I flew back to Lincoln, called and told the theater I was leaving right away. I never heard another word from them. I don’t know, and didn’t care, what happened to the Wizard of Oz production. All I cared about was whether Dad would still be alive when I returned. I broke the lease on my apartment, packed up my stuff, shipped what I couldn’t carry on the plane via UPS. Left the exotically named Zephyr for my mechanic to sell and hoped for the best. Within three days I was back in Memphis.

All my life I’ve struggled with making decisions, been slow to make them, hemmed and hawed and dithered, should I or shouldn’t I? Endlessly weighed the pros and cons. But I had no indecision about this decision, no wavering. It turned out that cancelling my work in the middle of a production, my apartment, and what was just beginning to be my life in Lincoln—was the easiest decision I ever made.

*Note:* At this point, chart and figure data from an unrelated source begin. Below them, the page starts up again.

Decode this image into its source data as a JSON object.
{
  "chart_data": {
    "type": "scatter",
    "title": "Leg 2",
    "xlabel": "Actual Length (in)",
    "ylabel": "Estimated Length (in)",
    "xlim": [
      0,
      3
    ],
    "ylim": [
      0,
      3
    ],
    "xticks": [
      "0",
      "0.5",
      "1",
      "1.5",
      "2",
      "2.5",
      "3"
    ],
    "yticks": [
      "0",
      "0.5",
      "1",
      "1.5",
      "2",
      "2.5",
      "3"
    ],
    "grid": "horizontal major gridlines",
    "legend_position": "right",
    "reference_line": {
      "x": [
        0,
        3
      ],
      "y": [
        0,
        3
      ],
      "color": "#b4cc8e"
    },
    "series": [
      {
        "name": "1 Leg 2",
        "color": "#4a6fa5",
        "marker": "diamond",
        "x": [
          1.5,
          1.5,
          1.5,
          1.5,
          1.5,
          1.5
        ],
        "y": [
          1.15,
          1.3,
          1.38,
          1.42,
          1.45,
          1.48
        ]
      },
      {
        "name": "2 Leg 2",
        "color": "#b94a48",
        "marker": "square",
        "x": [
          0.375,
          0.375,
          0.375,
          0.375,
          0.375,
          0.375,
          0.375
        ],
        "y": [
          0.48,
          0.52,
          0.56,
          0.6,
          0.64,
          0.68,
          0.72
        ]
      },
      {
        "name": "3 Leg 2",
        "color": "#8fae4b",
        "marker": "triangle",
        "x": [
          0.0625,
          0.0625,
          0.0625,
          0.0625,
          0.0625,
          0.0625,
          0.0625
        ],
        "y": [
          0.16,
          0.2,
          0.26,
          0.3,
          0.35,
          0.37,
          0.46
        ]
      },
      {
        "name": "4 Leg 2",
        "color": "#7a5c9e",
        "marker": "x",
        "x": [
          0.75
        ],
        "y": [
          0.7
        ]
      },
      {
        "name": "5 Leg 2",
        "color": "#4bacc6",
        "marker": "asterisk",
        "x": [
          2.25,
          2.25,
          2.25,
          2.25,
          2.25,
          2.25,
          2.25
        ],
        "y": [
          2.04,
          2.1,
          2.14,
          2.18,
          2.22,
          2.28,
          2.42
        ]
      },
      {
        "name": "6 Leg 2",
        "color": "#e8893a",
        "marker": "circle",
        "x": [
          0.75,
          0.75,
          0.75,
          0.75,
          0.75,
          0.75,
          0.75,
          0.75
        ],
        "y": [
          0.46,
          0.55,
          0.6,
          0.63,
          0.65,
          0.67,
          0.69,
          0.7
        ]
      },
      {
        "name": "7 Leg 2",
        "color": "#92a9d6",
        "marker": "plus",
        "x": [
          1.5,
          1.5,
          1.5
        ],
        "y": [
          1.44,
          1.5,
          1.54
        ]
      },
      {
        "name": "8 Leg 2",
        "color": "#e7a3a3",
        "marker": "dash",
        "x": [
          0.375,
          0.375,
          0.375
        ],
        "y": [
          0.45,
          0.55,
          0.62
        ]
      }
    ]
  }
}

I knew I had to be with my Dad, the person I loved most in the world, during his last days, and to support Mom as Dad slipped away.

When I got home it was December first. Dad was in a wheelchair in the kitchen. “Son of a bitch!” he cried, with a hint of his old jocular self. “You came back! Get my girl a barbecue!”

Dad hung on for longer than six weeks. He was with us for four more months. They were the most important four months of my life. I wouldn’t trade them for a trip to Oz itself. Sometimes canceling is critical. I’ll be forever grateful that just this once, I didn’t hesitate to make a decision. Cancelling all my plans to share those four months with Dad was the best decision I’ve ever made.